AutoDiscovery: Autonomous Dataset Exploration
AI2 has released AutoDiscovery, an AI-powered research tool that fundamentally shifts how scientists approach data exploration. Unlike traditional AI research tools that require researchers to formulate hypotheses first, AutoDiscovery works in reverse: provide it a dataset and it autonomously generates hypotheses, designs statistical experiments, and surfaces novel findings researchers might never have considered.
The system operates overnight to comprehensively explore structured datasets, delivering a curated list of research directions with reproducible code, statistical results, and clear paths for follow-up investigation. AutoDiscovery evolved from a published research project with open-source code, refined through collaboration with domain experts across multiple disciplines.
Real-World Applications
Oncology: Dr. Kelly Paulson's team at Providence Swedish Cancer Institute used AutoDiscovery to analyze large clinical and genomic datasets from breast cancer and melanoma research.

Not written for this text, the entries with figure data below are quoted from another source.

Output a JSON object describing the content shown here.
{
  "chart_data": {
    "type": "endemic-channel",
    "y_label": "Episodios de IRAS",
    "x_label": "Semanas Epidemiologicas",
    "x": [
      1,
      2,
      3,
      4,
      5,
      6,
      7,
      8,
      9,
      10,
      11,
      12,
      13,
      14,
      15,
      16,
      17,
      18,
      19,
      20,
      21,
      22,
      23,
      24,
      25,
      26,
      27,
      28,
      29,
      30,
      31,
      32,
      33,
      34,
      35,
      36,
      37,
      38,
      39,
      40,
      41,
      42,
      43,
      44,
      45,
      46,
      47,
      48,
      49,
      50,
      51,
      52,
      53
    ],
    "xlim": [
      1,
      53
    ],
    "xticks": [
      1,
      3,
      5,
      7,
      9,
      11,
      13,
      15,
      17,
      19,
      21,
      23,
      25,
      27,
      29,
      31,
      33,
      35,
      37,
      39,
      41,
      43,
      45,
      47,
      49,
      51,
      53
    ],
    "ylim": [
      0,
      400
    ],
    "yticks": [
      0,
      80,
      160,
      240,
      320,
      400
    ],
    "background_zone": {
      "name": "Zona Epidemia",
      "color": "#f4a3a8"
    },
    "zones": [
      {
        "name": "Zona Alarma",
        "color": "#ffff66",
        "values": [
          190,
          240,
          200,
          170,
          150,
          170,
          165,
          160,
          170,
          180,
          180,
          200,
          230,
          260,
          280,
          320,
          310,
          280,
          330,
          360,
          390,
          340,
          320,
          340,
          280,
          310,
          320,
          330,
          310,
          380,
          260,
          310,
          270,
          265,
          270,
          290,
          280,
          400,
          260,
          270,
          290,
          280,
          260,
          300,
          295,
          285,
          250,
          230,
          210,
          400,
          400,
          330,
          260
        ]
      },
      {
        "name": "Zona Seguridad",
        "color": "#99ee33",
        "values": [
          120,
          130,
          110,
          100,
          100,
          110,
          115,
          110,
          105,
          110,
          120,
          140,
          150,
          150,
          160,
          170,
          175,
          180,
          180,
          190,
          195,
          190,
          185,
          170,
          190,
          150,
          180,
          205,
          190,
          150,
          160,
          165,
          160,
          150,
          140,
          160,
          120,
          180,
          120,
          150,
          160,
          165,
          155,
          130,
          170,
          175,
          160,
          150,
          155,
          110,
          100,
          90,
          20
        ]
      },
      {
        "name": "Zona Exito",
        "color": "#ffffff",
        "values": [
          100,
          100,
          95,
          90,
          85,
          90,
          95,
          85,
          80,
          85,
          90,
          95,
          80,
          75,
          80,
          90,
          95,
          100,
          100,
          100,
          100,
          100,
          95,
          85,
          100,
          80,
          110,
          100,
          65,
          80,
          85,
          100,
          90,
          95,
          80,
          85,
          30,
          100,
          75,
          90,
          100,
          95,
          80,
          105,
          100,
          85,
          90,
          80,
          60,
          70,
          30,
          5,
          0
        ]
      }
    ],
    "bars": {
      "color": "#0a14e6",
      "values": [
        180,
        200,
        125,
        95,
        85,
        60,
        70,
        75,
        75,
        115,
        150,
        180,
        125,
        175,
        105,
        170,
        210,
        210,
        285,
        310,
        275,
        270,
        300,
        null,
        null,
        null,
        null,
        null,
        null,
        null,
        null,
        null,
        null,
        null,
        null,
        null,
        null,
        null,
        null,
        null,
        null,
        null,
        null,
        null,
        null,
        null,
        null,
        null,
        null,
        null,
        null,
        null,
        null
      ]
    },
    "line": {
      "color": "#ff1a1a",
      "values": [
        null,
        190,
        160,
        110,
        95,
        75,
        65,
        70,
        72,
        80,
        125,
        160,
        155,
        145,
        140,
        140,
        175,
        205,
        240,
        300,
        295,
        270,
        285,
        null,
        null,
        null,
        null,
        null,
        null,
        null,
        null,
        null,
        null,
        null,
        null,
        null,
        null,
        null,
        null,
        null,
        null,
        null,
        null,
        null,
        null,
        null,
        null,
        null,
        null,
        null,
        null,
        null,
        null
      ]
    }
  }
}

The tool confirmed expected findings (immune activity importance in melanoma, PI3K pathway relevance in breast cancer) while surfacing unexpected associations—such as strong immune response patterns in melanoma and lymph node spread risk factors in breast cancer—that weren't part of the team's initial hypotheses and are now undergoing validation.

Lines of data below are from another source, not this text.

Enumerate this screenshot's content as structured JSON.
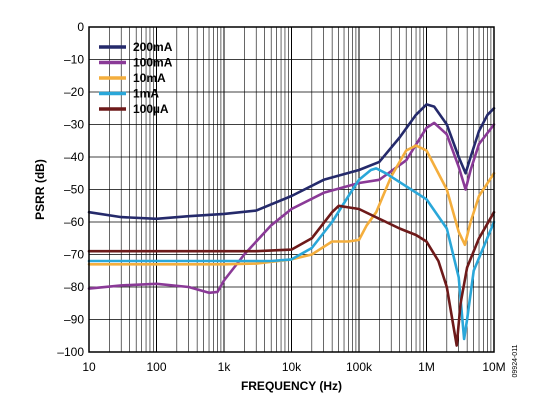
{
  "chart_data": {
    "type": "line",
    "xlabel": "FREQUENCY (Hz)",
    "ylabel": "PSRR (dB)",
    "x_scale": "log",
    "xlim": [
      10,
      10000000
    ],
    "ylim": [
      -100,
      0
    ],
    "grid": true,
    "legend_position": "top-left",
    "x_ticks": [
      {
        "value": 10,
        "label": "10"
      },
      {
        "value": 100,
        "label": "100"
      },
      {
        "value": 1000,
        "label": "1k"
      },
      {
        "value": 10000,
        "label": "10k"
      },
      {
        "value": 100000,
        "label": "100k"
      },
      {
        "value": 1000000,
        "label": "1M"
      },
      {
        "value": 10000000,
        "label": "10M"
      }
    ],
    "y_ticks": [
      {
        "value": 0,
        "label": "0"
      },
      {
        "value": -10,
        "label": "–10"
      },
      {
        "value": -20,
        "label": "–20"
      },
      {
        "value": -30,
        "label": "–30"
      },
      {
        "value": -40,
        "label": "–40"
      },
      {
        "value": -50,
        "label": "–50"
      },
      {
        "value": -60,
        "label": "–60"
      },
      {
        "value": -70,
        "label": "–70"
      },
      {
        "value": -80,
        "label": "–80"
      },
      {
        "value": -90,
        "label": "–90"
      },
      {
        "value": -100,
        "label": "–100"
      }
    ],
    "series": [
      {
        "name": "200mA",
        "color": "#252a6b",
        "points": [
          [
            10,
            -57
          ],
          [
            30,
            -58.5
          ],
          [
            100,
            -59
          ],
          [
            300,
            -58.2
          ],
          [
            1000,
            -57.5
          ],
          [
            3000,
            -56.5
          ],
          [
            10000,
            -52
          ],
          [
            30000,
            -47
          ],
          [
            100000,
            -44
          ],
          [
            200000,
            -41.5
          ],
          [
            400000,
            -34
          ],
          [
            700000,
            -27
          ],
          [
            1000000,
            -23.8
          ],
          [
            1300000,
            -24.5
          ],
          [
            2000000,
            -30
          ],
          [
            3000000,
            -40
          ],
          [
            3800000,
            -45
          ],
          [
            4500000,
            -40
          ],
          [
            6000000,
            -32
          ],
          [
            8000000,
            -27
          ],
          [
            10000000,
            -25
          ]
        ]
      },
      {
        "name": "100mA",
        "color": "#8a3a97",
        "points": [
          [
            10,
            -80.5
          ],
          [
            30,
            -79.5
          ],
          [
            100,
            -79
          ],
          [
            300,
            -80
          ],
          [
            600,
            -81.8
          ],
          [
            800,
            -81.5
          ],
          [
            1000,
            -78
          ],
          [
            2000,
            -70
          ],
          [
            5000,
            -61
          ],
          [
            10000,
            -56
          ],
          [
            30000,
            -51
          ],
          [
            100000,
            -48
          ],
          [
            200000,
            -47
          ],
          [
            500000,
            -41
          ],
          [
            1000000,
            -31
          ],
          [
            1300000,
            -29.5
          ],
          [
            2000000,
            -33
          ],
          [
            3000000,
            -43
          ],
          [
            3800000,
            -50
          ],
          [
            4500000,
            -44
          ],
          [
            6000000,
            -36
          ],
          [
            10000000,
            -30
          ]
        ]
      },
      {
        "name": "10mA",
        "color": "#f4ae3d",
        "points": [
          [
            10,
            -73
          ],
          [
            100,
            -73
          ],
          [
            1000,
            -73
          ],
          [
            3000,
            -72.8
          ],
          [
            10000,
            -71.5
          ],
          [
            20000,
            -70
          ],
          [
            40000,
            -66
          ],
          [
            70000,
            -66
          ],
          [
            100000,
            -65.5
          ],
          [
            130000,
            -61
          ],
          [
            180000,
            -57
          ],
          [
            300000,
            -46
          ],
          [
            500000,
            -38
          ],
          [
            700000,
            -36.5
          ],
          [
            1000000,
            -38
          ],
          [
            2000000,
            -50
          ],
          [
            3000000,
            -63
          ],
          [
            3700000,
            -67
          ],
          [
            4500000,
            -60
          ],
          [
            6000000,
            -52
          ],
          [
            10000000,
            -45
          ]
        ]
      },
      {
        "name": "1mA",
        "color": "#2aa7d9",
        "points": [
          [
            10,
            -72
          ],
          [
            100,
            -72
          ],
          [
            1000,
            -72
          ],
          [
            5000,
            -72
          ],
          [
            10000,
            -71.5
          ],
          [
            20000,
            -68
          ],
          [
            40000,
            -60
          ],
          [
            70000,
            -52
          ],
          [
            100000,
            -47
          ],
          [
            150000,
            -44
          ],
          [
            180000,
            -43.5
          ],
          [
            250000,
            -45
          ],
          [
            500000,
            -49
          ],
          [
            1000000,
            -53
          ],
          [
            2000000,
            -62
          ],
          [
            3000000,
            -77
          ],
          [
            3600000,
            -96
          ],
          [
            4000000,
            -90
          ],
          [
            5000000,
            -75
          ],
          [
            10000000,
            -60
          ]
        ]
      },
      {
        "name": "100µA",
        "color": "#6e1a1a",
        "points": [
          [
            10,
            -69
          ],
          [
            100,
            -69
          ],
          [
            1000,
            -69
          ],
          [
            3000,
            -69
          ],
          [
            10000,
            -68.5
          ],
          [
            20000,
            -65
          ],
          [
            40000,
            -57
          ],
          [
            50000,
            -55
          ],
          [
            70000,
            -55.5
          ],
          [
            100000,
            -56
          ],
          [
            200000,
            -59
          ],
          [
            400000,
            -62
          ],
          [
            700000,
            -64
          ],
          [
            1000000,
            -66
          ],
          [
            1500000,
            -72
          ],
          [
            2000000,
            -80
          ],
          [
            2500000,
            -92
          ],
          [
            2800000,
            -98
          ],
          [
            3200000,
            -85
          ],
          [
            4000000,
            -74
          ],
          [
            6000000,
            -65
          ],
          [
            10000000,
            -57
          ]
        ]
      }
    ],
    "annotation": "09924-011"
  }
}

Marine Ecology: Researchers at Scripps Institution of Oceanography applied AutoDiscovery to 20+ years of rocky reef monitoring data from the Gulf of California. Beyond documenting known heatwave impacts, the system discovered mechanistic relationships between productivity across trophic levels that would have required extensive manual iteration to uncover. Researchers emphasized AutoDiscovery's transparency and interpretability as critical for building trust in AI-assisted science.

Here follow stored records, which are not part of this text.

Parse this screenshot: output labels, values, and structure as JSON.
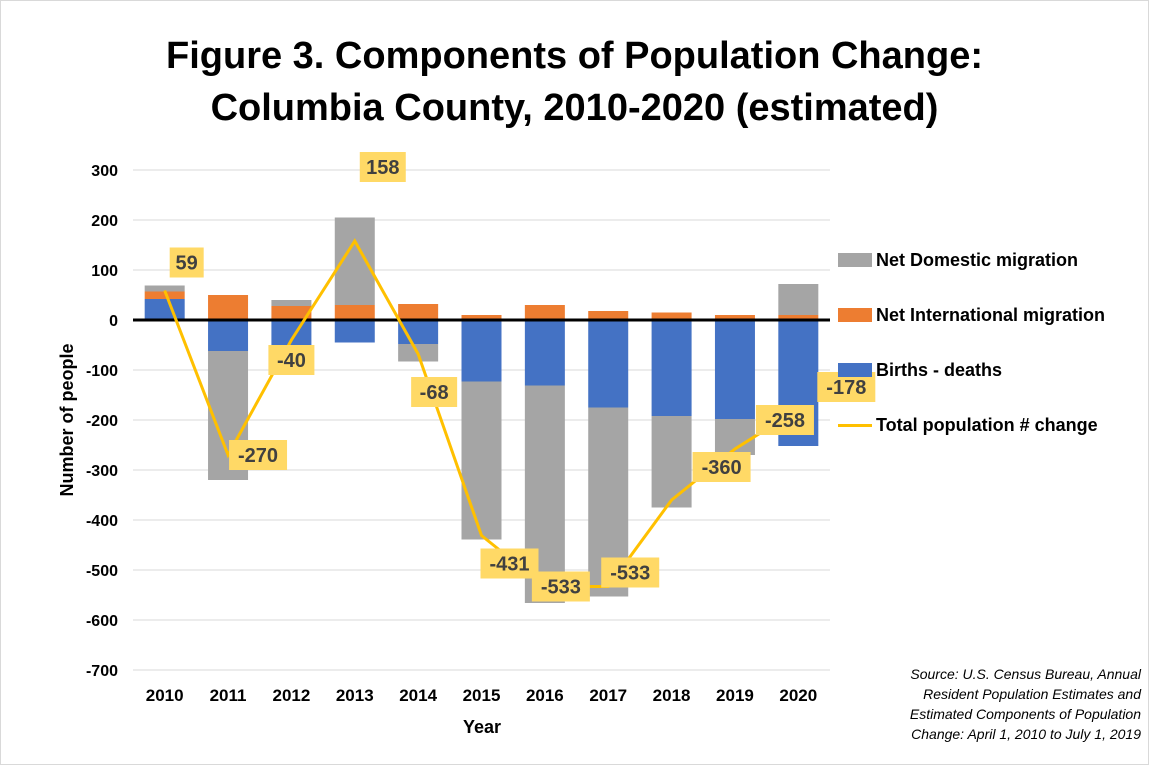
{
  "title_lines": [
    "Figure 3. Components of Population Change:",
    "Columbia County, 2010-2020 (estimated)"
  ],
  "colors": {
    "domestic": "#a5a5a5",
    "international": "#ed7d31",
    "births_deaths": "#4472c4",
    "total_line": "#ffc000",
    "label_box": "#ffd966",
    "gridline": "#d9d9d9",
    "zero_line": "#000000"
  },
  "chart_data": {
    "type": "bar",
    "stacked": true,
    "title": "Figure 3. Components of Population Change: Columbia County, 2010-2020 (estimated)",
    "xlabel": "Year",
    "ylabel": "Number of people",
    "ylim": [
      -700,
      300
    ],
    "yticks": [
      300,
      200,
      100,
      0,
      -100,
      -200,
      -300,
      -400,
      -500,
      -600,
      -700
    ],
    "grid": true,
    "legend_position": "right",
    "categories": [
      "2010",
      "2011",
      "2012",
      "2013",
      "2014",
      "2015",
      "2016",
      "2017",
      "2018",
      "2019",
      "2020"
    ],
    "series": [
      {
        "name": "Net Domestic migration",
        "type": "bar",
        "color": "#a5a5a5",
        "values": [
          12,
          -258,
          12,
          175,
          -35,
          -316,
          -435,
          -378,
          -183,
          -72,
          62
        ]
      },
      {
        "name": "Net International migration",
        "type": "bar",
        "color": "#ed7d31",
        "values": [
          15,
          50,
          28,
          30,
          32,
          10,
          30,
          18,
          15,
          10,
          10
        ]
      },
      {
        "name": "Births - deaths",
        "type": "bar",
        "color": "#4472c4",
        "values": [
          42,
          -62,
          -65,
          -45,
          -48,
          -123,
          -131,
          -175,
          -192,
          -198,
          -252
        ]
      },
      {
        "name": "Total population # change",
        "type": "line",
        "color": "#ffc000",
        "values": [
          59,
          -270,
          -40,
          158,
          -68,
          -431,
          -533,
          -533,
          -360,
          -258,
          -178
        ],
        "labels": [
          "59",
          "-270",
          "-40",
          "158",
          "-68",
          "-431",
          "-533",
          "-533",
          "-360",
          "-258",
          "-178"
        ]
      }
    ]
  },
  "source_lines": [
    "Source: U.S. Census Bureau, Annual",
    "Resident Population Estimates and",
    "Estimated Components of Population",
    "Change: April 1, 2010 to July 1, 2019"
  ]
}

Social Science: Economist Sanchaita Hazra used AutoDiscovery to explore social and economic datasets, discovering that authors with doctoral degrees edited AI-generated abstracts substantially more than those with undergraduate or master's degrees—a significant finding her original research focus would have missed. She noted the tool condensed weeks of PhD-level regression analysis into hours.
Availability and Impact
AutoDiscovery is now available as an experimental feature in AstaLabs. Researchers can sign up for Asta Preview to gain early access. The tool represents a paradigm shift in research methodology: rather than replacing expert intuition, it surfaces hidden questions in datasets, allowing researchers to focus effort where it matters most.